Thursday, October 4, 2012

New solver for the fluid simulation project

SPH suffers from severe compressible problem. A combination of WCSPH( http://cg.informatik.uni-freiburg.de/publications/2007_SCA_SPH.pdf ) and PCISPH( http://dl.acm.org/citation.cfm?id=1531346 ) could be a good improvement of SPH. 

However, it's far from enough. It could be a good solution for the inner particles. while for the boundary particles(either in contact with air or solid), the pressure gathering is incorrect, which will lead to an artifact.

Ghost sph(http://www.cs.ubc.ca/~rbridson/docs/schechter-siggraph2012-ghostsph.pdf) to me is the best solution for improving the quality of SPH. But the problem is ghost sph is kind of expensive. The number of sample particles for the solids is usually much more than the fluid particles. And re-sampling ghost particles is not trivial task.

In order to solve the compressibility problem and maintain the details that particles bring about, I decided to turn to FLIP(http://www.cs.ubc.ca/~rbridson/docs/zhu-siggraph05-sandfluid.pdf) for help.

FLIP is a combination of Lagrangian method and Eulerian method.
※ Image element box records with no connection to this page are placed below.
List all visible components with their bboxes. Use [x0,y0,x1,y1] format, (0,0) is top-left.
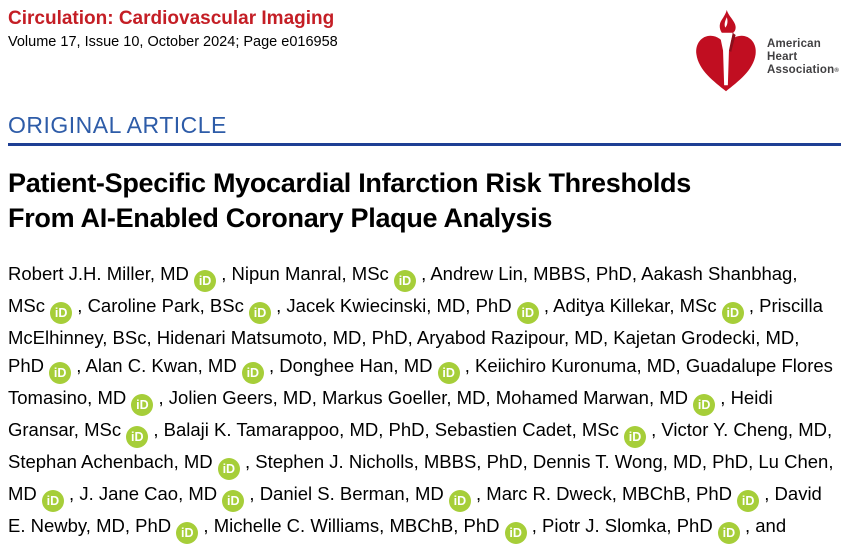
orcid-icon[interactable]: iD [504,522,527,544]
author-name: Aakash Shanbhag, MSc [8,263,798,316]
author-name: Andrew Lin, MBBS, PhD [430,263,632,284]
author-name: Daniel S. Berman, MD [259,483,444,504]
orcid-icon[interactable]: iD [516,302,539,324]
author-name: Michelle C. Williams, MBChB, PhD [213,515,500,536]
author-name: Balaji K. Tamarappoo, MD, PhD [163,419,425,440]
author-name: Mohamed Marwan, MD [495,387,688,408]
author-name: Hidenari Matsumoto, MD, PhD [156,327,408,348]
registered-mark: ® [834,68,839,74]
author-name: J. Jane Cao, MD [79,483,218,504]
article-category: ORIGINAL ARTICLE [8,112,841,146]
orcid-icon[interactable]: iD [693,394,716,416]
issue-citation: Volume 17, Issue 10, October 2024; Page … [8,34,338,50]
orcid-icon[interactable]: iD [41,490,64,512]
aha-logo-text: American Heart Association® [767,38,839,78]
orcid-icon[interactable]: iD [249,302,271,324]
author-name: Jolien Geers, MD [168,387,312,408]
author-name: Piotr J. Slomka, PhD [542,515,713,536]
orcid-icon[interactable]: iD [721,302,744,324]
orcid-icon[interactable]: iD [126,426,149,448]
author-name: Victor Y. Cheng, MD [661,419,827,440]
author-name: Keiichiro Kuronuma, MD [475,355,676,376]
journal-title-link[interactable]: Circulation: Cardiovascular Imaging [8,8,335,29]
author-list: Robert J.H. Miller, MD iD , Nipun Manral… [8,260,841,544]
author-name: Caroline Park, BSc [87,295,244,316]
orcid-icon[interactable]: iD [241,362,264,384]
aha-text-line: Heart [766,51,798,63]
orcid-icon[interactable]: iD [49,362,72,384]
author-name: Stephan Achenbach, MD [8,451,213,472]
orcid-icon[interactable]: iD [717,522,740,544]
author-name: Aditya Killekar, MSc [553,295,717,316]
orcid-icon[interactable]: iD [50,302,73,324]
orcid-icon[interactable]: iD [176,522,199,544]
article-title-line2: From AI-Enabled Coronary Plaque Analysis [8,203,553,233]
author-name: Marc R. Dweck, MBChB, PhD [486,483,732,504]
orcid-icon[interactable]: iD [624,426,646,448]
masthead: Circulation: Cardiovascular Imaging Volu… [8,8,841,96]
aha-text-line: American [766,38,821,50]
aha-logo[interactable]: American Heart Association® [689,8,839,96]
author-name: Priscilla McElhinney, BSc [8,295,823,348]
author-name: Stephen J. Nicholls, MBBS, PhD [255,451,523,472]
author-name: Robert J.H. Miller, MD [8,263,189,284]
orcid-icon[interactable]: iD [131,394,154,416]
orcid-icon[interactable]: iD [393,270,416,292]
author-name: Alan C. Kwan, MD [85,355,237,376]
author-name: Sebastien Cadet, MSc [434,419,619,440]
orcid-icon[interactable]: iD [217,458,240,480]
orcid-icon[interactable]: iD [194,270,217,292]
author-name: Heidi Gransar, MSc [8,387,773,440]
aha-text-line: Association® [766,64,839,76]
author-name: Donghee Han, MD [279,355,433,376]
author-name: Kajetan Grodecki, MD, PhD [8,327,800,376]
author-name: Markus Goeller, MD [321,387,486,408]
orcid-icon[interactable]: iD [448,490,471,512]
orcid-icon[interactable]: iD [222,490,245,512]
journal-info: Circulation: Cardiovascular Imaging Volu… [8,8,338,50]
author-name: Nipun Manral, MSc [231,263,389,284]
aha-heart-torch-icon [696,9,756,92]
orcid-icon[interactable]: iD [437,362,460,384]
author-name: Dennis T. Wong, MD, PhD [532,451,749,472]
author-name: Guadalupe Flores Tomasino, MD [8,355,833,408]
author-name: Aryabod Razipour, MD [416,327,604,348]
author-name: David E. Newby, MD, PhD [8,483,822,536]
author-name: Jacek Kwiecinski, MD, PhD [286,295,512,316]
article-title: Patient-Specific Myocardial Infarction R… [8,166,841,236]
orcid-icon[interactable]: iD [737,490,760,512]
article-title-line1: Patient-Specific Myocardial Infarction R… [8,168,691,198]
author-name: Lu Chen, MD [8,451,834,504]
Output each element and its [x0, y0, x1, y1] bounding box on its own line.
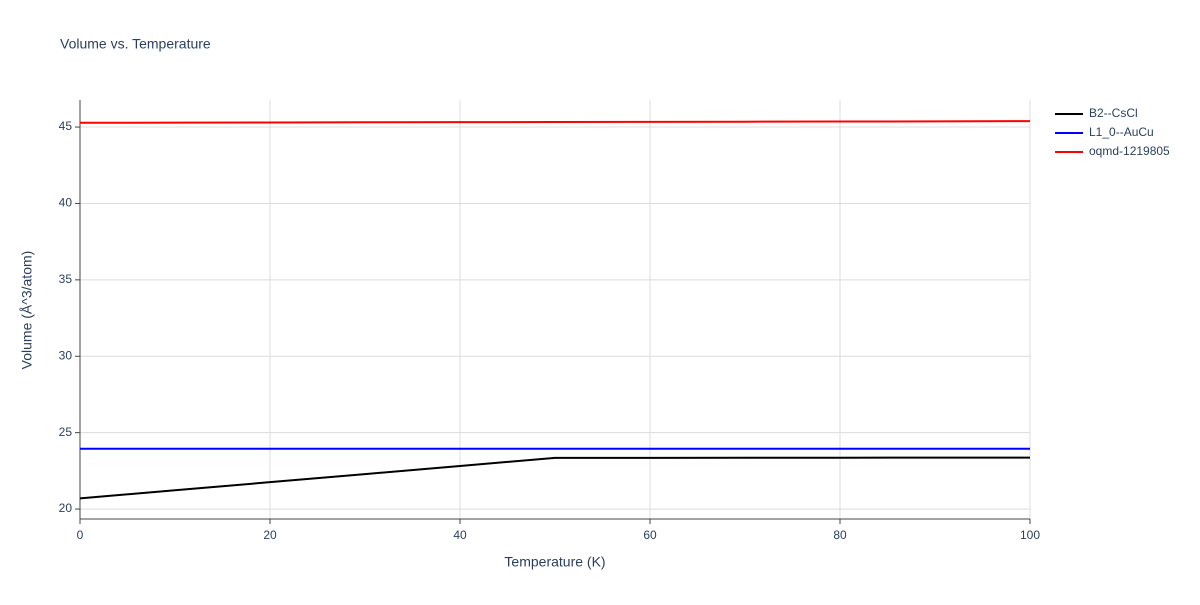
x-tick-label: 60 — [643, 528, 657, 542]
chart-title: Volume vs. Temperature — [60, 36, 211, 52]
y-tick-label: 25 — [59, 425, 73, 439]
y-tick-label: 30 — [59, 348, 73, 362]
x-tick-label: 80 — [833, 528, 847, 542]
legend-label: oqmd-1219805 — [1089, 144, 1170, 158]
x-axis-title: Temperature (K) — [504, 554, 605, 570]
x-tick-label: 0 — [77, 528, 84, 542]
legend-label: L1_0--AuCu — [1089, 125, 1154, 139]
x-tick-label: 40 — [453, 528, 467, 542]
x-tick-label: 100 — [1020, 528, 1040, 542]
legend-label: B2--CsCl — [1089, 106, 1138, 120]
y-tick-label: 35 — [59, 272, 73, 286]
y-tick-label: 20 — [59, 501, 73, 515]
y-tick-label: 40 — [59, 196, 73, 210]
x-tick-label: 20 — [263, 528, 277, 542]
series-line — [79, 120, 1031, 124]
y-axis-title: Volume (Å^3/atom) — [19, 251, 35, 370]
y-tick-label: 45 — [59, 119, 73, 133]
series-line — [79, 456, 1030, 500]
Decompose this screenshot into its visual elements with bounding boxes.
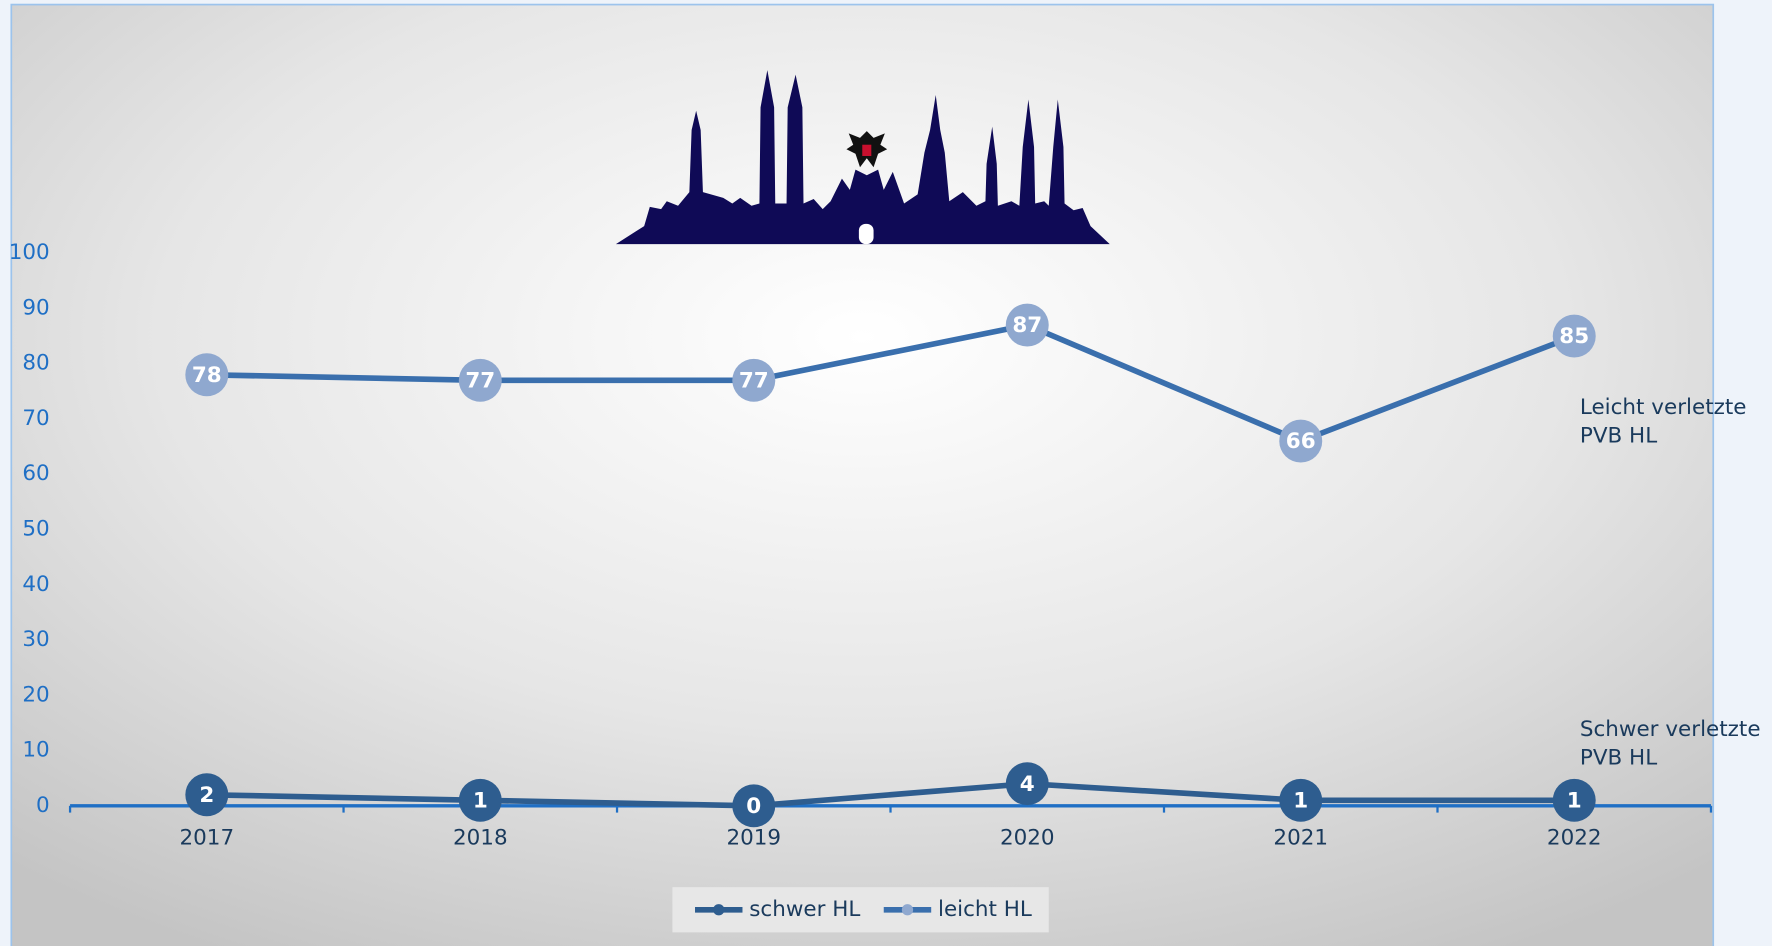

Particles are used for advection, which eliminates the numerical dissipation caused by Eulerian methods, and MACGrid is used for solving the Poisson equation, which solve the pressure distribution problem perfectly.

For the past few days I've been reading lots of papers related to Eulerian fluid simulation, including Robert Bridson's book: Fluid Simulation for Computer Graphics. And finally I got a good understanding of each steps that is necessary for FLIP solver.

I'll list my understanding of the core steps in FLIP solver here:

1. transfer velocity from particles to grid. The grid is only used for solving the pressure distribution, so only the velocity field is needed. The way used for transferring is splatting each particle's velocity onto the grid using tri-linear weighting.

2. generate a level set from the particles. The level set is necessary for later use. 

3. extend the velocity field to the whole grid. Before this step, only the grid cells that intersect the particles have a non-zero velocity. In order to get the correct velocity distribution, we have to extrapolate the velocity to the whole grid based on one simple principal: the dot product of the gradient of velocity and the gradient of level set should be zero. Which means the extrapolated velocity should not change in the normal direction of fluid surface.

4. solve for Poisson equation. I haven't start coding with this part. Yet from the previous smoke simulation project, this should be similar. The key is setting boundary condition, using ghost pressure and apply pre-conditioner.

5. extend the velocity again. In the previous step, only the velocity field of the fluid cells have been updated, so in order to get a correct value in interpolating back to particles, we need to update the rest part of the grid.

6. transfer back to the particles. Update particles' velocity based on the new velocity field.

That's basically my understanding for the FLIP solver from reading during the past few days. I'm starting to write this solver part and integrate that for my fluid simulation project.